Piyanist. Türkiye’deki lisans eğitiminden sonra İngiltere ve Fransa’da lisansüstü eğitimlerini tamamladı. Birçok yarışmada derecesi olan sanatçının, üç albüm çalışması bulunmakta ve ulusal/uluslararası birçok festivalde hem solo hem de dünyaca ünlü müzisyenler ile paylaştığı oda müziği konserleri devam etmektedir. Doktor öğretim üyesi olarak MSGSÜ’de piyano ve oda müziği dallarında eğitim veren sanatçının, günlük yaşama dair gözlemlerini esprili bir dille kaleme aldığı yazıları bulunmaktadır.

Aile tatilleri her ne kadar aileyi birleştiren, sevgi yumağı yapan bir olay gibi gözükse de tam bir stratejik savaştır. Olay tatil planı “nereye gidilecek, nasıl gidilecek, kaç gün kalınacak”la başlar ve aile babasının altın vuruşu olan “kaçta tatile çıkılacak” kararıyla tepe noktasına ulaşır. Babaların tümünün sanki gizli bir dernek kurup bulduğu, şifreli olduğundan şüphelendiğim “Tekerlek 05.00’te dönecek!” cümlesi annelerin ve çocukların korkulu rüyasıdır. Burada insanın sorguladığı iki detay vardır.

1- Neden 05.00?

2- Neden “Motor çalışacak!” değil de “Tekerlek dönecek!”?
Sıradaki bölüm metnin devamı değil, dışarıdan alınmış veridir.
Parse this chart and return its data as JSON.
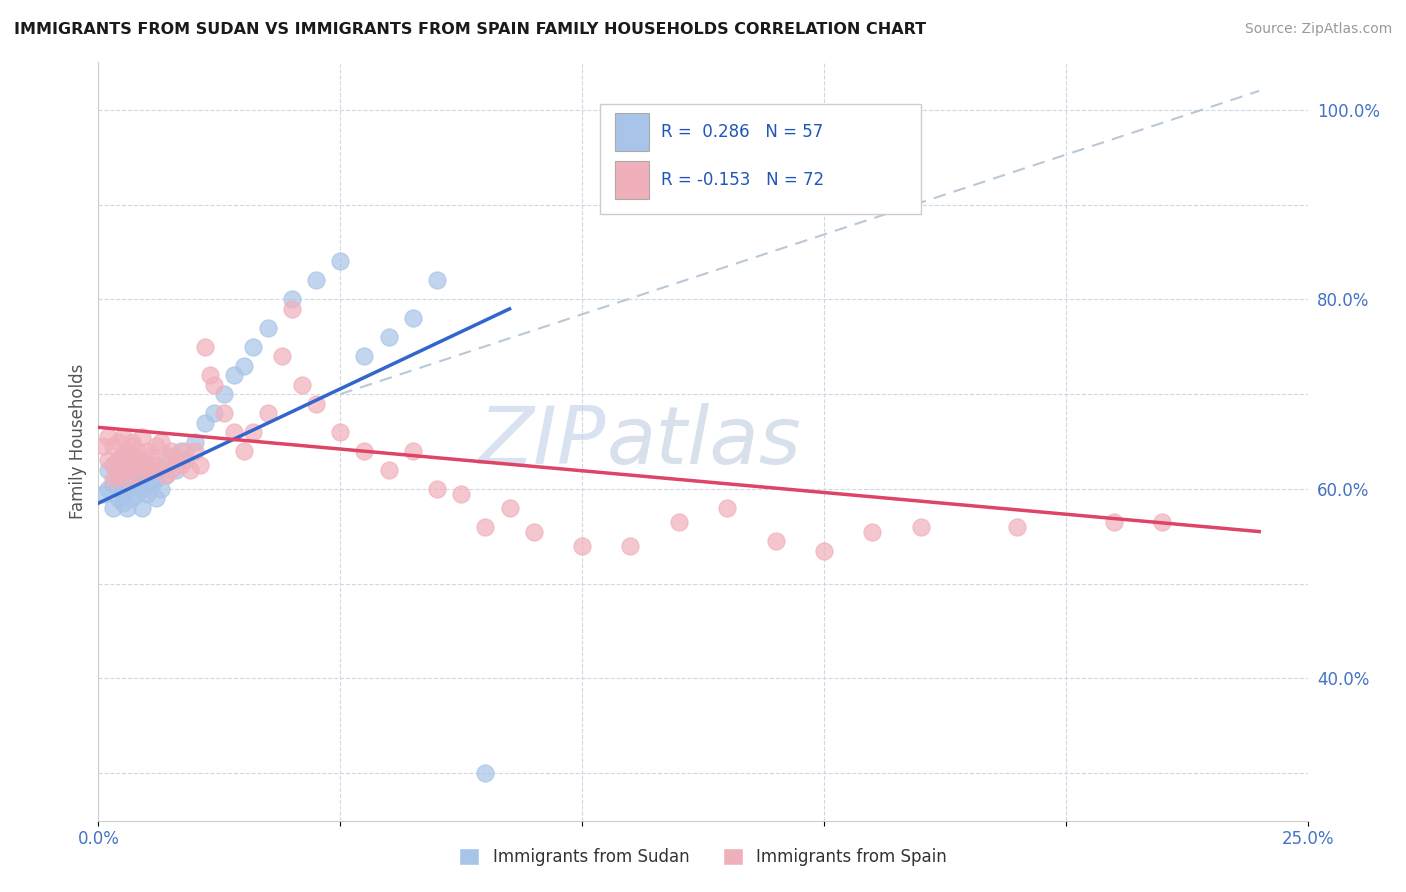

Zannedersin tekerleği evin babası icat etti de gün ışımadan, buluşunu kimse görmeden denemek istiyor. Babaların “Az eşya alın!” kod adlı ikinci vurucu cümlesi hemen sabah 05.00 çıkışının üstüne gelince anneler, stratejik hamlelerini yapmaya koyulurlar. Bir kadın bünyesinde ters tepki yaratan “Az eşya al!” cümlesi sanki kıtlık varmış, savaş çıkacakmış da ne var ne yok depolamalı veya “her şeyi bir daha dönmeyecekmişçesine yanımıza almalıyız!” endişesine dönüşür ve kadın planını yapar.

Kargaların bile üşendiği 05.00’teki çıkışı bahane ederek anne, babayı uyumaya gönderir. Baba sabah Boeing uçuracak edasıyla yatağa gidip dinlenme moduna geçtiği sırada kadın, görsel kandırmaca olan üç küçük bavulu kapının önüne bırakır ve sabah 05.00’e kadar ne var ne yok almaya, toplamaya başlar! Bir annenin en büyük yardımcısı, dava arkadaşı naylon torbadır. Tek olumsuz yanı hışırdamasıdır, o da kadının maharetli yumuşak hareketleriyle aza indirgenebilir. Kadın onlarca küçük torba hazırladıktan sonra onları göz önünden uzak bir köşeye gizler. Artık tekerleğin dönme saati gelmiştir ve baba uyanır, kapıdaki o üç bavulu alıp arabayı hazırlamak üzere aşağı iner. Anne artık zaman kazanmıştır çünkü baba bavulları bagaja en iyi şekilde yerleştirmeye çalışırken kadın yukarıda topladığı torba ve çantaları sıraya dizer. Günün tam aydınlanmamış olması kadının en büyük avantajıdır aslında, karanlıkta torbaları gizlice arabaya sıkıştırabilir. Burada çocuklar önemli rol oynar. Anne ellerine iki üç çanta tutuşturur ve “Siz zaten yatacaksınız, bu çantalar ayağınızın altında dursun veya bunları yastık yaparsınız,” diye ikna etmeye çalışır. Çocuklar zaten ayılamadığı için her şeye “He!” der ve aşağıya iniş başlar.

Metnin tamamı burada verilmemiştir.